As I mentioned in one of my recent blogs, I have been working in conjunction with the German Foreign Office through their Teutonically entitled ‘Sports Cooperation Programme’. Sorry, that is an unfair (indeed, nonexistent according to spellcheck) adjective, but it rather highlights for me the difference that one hundred years has made in who I am, where I am and what I am doing. Especially in a royal week, the inherent prejudice in my comment would have seemed somewhat unusual to an early Edwardian, certainly to a Victorian, who were only just coming to terms with the rise and rise (and hence rivalry) of their erstwhile protestant friends in the new(ish) Germany.
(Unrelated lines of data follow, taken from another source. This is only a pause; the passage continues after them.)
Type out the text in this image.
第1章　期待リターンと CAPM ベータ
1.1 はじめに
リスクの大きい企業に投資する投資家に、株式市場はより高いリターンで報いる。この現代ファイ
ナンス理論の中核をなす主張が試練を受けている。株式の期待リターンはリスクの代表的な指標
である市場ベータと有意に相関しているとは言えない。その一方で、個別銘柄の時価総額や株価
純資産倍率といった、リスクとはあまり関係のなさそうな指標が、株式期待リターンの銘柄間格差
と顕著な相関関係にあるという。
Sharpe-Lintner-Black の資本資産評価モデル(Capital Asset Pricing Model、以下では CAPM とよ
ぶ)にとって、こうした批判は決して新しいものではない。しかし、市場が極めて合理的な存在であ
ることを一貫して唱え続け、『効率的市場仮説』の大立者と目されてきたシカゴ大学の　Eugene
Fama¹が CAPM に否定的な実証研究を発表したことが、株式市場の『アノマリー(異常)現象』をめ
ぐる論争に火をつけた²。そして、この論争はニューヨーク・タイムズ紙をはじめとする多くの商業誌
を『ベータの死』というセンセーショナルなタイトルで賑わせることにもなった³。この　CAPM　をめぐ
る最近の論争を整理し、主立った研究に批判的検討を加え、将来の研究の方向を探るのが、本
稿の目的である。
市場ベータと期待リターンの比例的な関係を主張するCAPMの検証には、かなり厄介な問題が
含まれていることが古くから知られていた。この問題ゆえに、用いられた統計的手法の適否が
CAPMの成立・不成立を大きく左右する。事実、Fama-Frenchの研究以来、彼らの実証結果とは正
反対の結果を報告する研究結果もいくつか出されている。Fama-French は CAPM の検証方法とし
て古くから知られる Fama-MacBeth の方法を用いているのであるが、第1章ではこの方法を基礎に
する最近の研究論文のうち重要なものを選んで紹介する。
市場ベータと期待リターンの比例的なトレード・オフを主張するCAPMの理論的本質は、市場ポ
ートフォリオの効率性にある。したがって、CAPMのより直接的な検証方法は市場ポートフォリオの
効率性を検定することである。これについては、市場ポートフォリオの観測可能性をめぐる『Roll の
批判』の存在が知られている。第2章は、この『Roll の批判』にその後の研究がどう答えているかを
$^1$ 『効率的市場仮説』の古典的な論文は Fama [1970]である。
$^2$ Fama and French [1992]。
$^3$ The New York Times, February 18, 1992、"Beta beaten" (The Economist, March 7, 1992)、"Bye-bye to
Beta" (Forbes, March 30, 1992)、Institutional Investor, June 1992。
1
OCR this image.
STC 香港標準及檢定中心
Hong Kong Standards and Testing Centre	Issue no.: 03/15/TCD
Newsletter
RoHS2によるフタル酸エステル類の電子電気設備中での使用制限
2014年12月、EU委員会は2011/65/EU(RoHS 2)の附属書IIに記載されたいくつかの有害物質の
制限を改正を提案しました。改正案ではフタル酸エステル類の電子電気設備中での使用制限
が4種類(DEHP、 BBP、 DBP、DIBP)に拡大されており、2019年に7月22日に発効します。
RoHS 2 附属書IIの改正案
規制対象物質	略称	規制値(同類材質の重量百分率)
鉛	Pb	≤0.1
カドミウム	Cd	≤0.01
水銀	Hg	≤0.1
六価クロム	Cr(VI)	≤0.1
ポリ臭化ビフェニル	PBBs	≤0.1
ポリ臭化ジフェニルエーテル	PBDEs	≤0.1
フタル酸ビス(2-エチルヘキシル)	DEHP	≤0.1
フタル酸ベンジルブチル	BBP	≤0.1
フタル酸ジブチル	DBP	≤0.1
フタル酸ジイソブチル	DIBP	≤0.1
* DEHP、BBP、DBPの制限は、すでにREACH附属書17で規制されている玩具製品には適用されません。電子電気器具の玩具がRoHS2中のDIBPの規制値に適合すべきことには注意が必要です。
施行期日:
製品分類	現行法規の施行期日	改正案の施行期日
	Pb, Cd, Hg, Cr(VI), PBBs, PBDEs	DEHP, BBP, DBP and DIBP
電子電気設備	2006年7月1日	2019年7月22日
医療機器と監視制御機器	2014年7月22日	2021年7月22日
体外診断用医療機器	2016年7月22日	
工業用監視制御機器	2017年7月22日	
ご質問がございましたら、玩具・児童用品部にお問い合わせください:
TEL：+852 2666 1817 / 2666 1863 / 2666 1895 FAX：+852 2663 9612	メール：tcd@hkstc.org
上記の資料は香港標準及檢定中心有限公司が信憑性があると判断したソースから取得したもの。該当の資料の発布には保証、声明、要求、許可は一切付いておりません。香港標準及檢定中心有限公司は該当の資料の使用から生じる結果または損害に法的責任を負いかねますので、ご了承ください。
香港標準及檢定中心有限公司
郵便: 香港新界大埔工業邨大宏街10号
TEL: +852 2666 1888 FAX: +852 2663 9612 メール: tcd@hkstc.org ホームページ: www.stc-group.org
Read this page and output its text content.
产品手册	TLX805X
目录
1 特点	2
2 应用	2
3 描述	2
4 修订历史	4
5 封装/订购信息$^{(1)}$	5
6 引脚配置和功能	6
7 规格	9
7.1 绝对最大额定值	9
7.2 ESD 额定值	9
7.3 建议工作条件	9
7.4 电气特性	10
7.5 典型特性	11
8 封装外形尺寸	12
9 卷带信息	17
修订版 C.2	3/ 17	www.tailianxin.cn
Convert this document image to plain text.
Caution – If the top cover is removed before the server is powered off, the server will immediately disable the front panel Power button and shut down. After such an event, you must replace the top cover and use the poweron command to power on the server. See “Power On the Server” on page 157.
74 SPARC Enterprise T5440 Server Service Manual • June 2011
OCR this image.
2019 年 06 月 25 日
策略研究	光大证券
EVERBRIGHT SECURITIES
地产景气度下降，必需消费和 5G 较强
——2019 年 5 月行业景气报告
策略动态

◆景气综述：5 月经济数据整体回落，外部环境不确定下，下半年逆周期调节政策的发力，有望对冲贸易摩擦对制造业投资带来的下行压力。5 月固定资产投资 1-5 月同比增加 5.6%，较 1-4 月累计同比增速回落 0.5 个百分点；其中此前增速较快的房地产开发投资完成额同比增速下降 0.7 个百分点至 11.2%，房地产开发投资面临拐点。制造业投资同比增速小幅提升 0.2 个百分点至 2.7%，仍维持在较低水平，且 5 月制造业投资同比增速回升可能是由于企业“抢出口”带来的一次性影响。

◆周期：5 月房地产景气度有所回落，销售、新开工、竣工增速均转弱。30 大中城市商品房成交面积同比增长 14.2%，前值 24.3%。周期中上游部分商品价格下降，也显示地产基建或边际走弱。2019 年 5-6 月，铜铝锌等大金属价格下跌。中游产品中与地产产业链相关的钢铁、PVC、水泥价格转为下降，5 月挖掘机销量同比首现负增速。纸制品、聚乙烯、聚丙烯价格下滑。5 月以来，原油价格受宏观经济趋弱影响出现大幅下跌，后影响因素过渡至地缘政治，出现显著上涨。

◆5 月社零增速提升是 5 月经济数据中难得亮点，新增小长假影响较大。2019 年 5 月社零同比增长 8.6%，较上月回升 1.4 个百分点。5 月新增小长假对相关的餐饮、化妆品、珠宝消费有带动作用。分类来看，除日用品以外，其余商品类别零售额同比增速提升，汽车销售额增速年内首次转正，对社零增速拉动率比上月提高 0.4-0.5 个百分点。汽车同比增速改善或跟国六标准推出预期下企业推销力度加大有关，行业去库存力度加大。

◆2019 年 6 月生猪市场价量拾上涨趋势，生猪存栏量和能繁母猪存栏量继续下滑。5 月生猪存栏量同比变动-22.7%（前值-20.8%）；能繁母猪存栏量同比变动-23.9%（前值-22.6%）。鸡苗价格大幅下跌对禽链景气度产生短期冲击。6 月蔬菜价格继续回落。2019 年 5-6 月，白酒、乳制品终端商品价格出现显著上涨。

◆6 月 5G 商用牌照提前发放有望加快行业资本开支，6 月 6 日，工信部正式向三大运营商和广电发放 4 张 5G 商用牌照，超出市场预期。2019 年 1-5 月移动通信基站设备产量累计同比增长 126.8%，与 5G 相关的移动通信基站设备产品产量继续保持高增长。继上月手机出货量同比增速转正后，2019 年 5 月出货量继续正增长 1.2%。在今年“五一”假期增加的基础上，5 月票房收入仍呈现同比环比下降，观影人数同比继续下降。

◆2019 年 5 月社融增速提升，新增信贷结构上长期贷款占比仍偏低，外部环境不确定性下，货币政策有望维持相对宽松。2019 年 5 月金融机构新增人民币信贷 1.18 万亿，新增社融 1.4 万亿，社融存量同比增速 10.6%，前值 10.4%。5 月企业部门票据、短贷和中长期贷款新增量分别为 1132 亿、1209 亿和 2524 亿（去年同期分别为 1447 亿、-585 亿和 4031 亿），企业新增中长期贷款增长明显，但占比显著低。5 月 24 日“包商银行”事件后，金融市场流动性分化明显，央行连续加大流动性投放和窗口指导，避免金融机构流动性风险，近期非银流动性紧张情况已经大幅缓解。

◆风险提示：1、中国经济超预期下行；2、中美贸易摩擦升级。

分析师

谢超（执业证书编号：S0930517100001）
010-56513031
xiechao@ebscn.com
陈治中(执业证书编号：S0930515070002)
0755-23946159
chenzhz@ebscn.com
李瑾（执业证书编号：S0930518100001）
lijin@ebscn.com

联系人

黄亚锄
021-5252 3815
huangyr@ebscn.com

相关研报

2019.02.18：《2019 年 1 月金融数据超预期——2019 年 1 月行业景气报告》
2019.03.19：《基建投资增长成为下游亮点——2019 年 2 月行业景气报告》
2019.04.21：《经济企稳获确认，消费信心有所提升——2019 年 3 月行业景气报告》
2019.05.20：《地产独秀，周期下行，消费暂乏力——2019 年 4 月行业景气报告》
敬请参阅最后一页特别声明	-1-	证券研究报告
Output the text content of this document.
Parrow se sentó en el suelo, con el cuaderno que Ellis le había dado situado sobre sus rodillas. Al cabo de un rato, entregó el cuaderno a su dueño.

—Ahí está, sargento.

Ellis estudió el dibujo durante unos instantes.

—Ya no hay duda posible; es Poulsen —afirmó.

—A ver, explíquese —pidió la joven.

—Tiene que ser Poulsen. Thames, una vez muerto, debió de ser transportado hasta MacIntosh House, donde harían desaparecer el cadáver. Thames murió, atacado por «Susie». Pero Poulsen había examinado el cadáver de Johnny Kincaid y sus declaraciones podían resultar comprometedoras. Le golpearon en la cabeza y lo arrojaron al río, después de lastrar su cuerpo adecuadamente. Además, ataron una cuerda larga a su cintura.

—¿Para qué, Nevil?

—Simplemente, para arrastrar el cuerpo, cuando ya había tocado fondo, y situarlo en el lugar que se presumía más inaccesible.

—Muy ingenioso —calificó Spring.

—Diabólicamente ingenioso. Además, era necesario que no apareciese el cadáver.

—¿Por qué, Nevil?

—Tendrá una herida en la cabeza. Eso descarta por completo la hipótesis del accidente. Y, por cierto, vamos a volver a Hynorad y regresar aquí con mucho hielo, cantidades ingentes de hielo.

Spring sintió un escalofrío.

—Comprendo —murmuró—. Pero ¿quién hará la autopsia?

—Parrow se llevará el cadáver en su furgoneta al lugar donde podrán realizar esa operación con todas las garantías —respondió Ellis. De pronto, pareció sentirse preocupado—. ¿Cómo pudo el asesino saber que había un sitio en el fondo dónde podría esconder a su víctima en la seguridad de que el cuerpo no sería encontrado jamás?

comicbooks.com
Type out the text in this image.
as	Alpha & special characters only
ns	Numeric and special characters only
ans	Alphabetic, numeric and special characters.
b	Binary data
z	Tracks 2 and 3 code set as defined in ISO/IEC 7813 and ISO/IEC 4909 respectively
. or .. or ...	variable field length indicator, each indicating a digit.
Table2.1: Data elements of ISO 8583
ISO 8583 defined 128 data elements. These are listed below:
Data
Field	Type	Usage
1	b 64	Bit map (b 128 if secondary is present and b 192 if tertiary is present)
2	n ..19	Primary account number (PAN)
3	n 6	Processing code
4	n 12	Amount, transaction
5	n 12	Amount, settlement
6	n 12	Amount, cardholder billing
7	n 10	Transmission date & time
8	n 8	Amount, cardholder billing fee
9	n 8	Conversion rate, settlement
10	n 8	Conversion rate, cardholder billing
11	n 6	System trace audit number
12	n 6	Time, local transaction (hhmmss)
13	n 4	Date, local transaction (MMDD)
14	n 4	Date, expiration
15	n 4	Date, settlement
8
One of the most prominent ways in which this growing, unnecessary rivalry manifested itself was in the colonial ambitions in Africa. As Captain Blackadder once memorably put it, “the British Empire at present covers a quarter of the globe while the German Empire consists of a small sausage factory in Tanganiki (sic). I hardly think we can be entirely absolved of blame on the imperialistic front”. To which Lieut. George responds, “mad as a bicycle!” Which of course reflects the speed of change in the relationship which came to so comprehensively influence British history, education, football, holidays, adverts, hockey, newspapers, comedy, diet, even the names of our royal family, in the twentieth century.
One hundred years on and I, an Anglo Saxon of course, find myself working and living with Germans in Africa. And loving it. Not only do we share common values and perspectives, we both also obviously care about international development, not least through sport. And this despite some obvious challenges at home. Whilst much of the remainder of Europe, significantly and yet sometimes blissfully irreverently signed up to European union, has spent recent years behaving as if there were no tomorrow, our Teutonic relatives have, I believe, set an example of how to behave fairly and justly within a contract; a trait we British usually like to lay our beach towel on. I see no sign of the other Triple Entente allies here, certainly not for anything other than copper.
Thank you, Ralph, Ursula and Isolde, for letting me be part of your programme, and I hope you can link up more with the symbiotic work that the UK, through DfID and UK Sport, are doing in Zambia, as you have already with the Norwegians here. We share similar ambitions for international development and for sport, both for sport’s sake and for the use of it as an educational tool for those growing up today, with much less than we had. I know we both learnt a lot from the lessons of the twentieth century, and the prognosis for the twenty first century is that our cooperation and understanding is just as important now as it was absent then.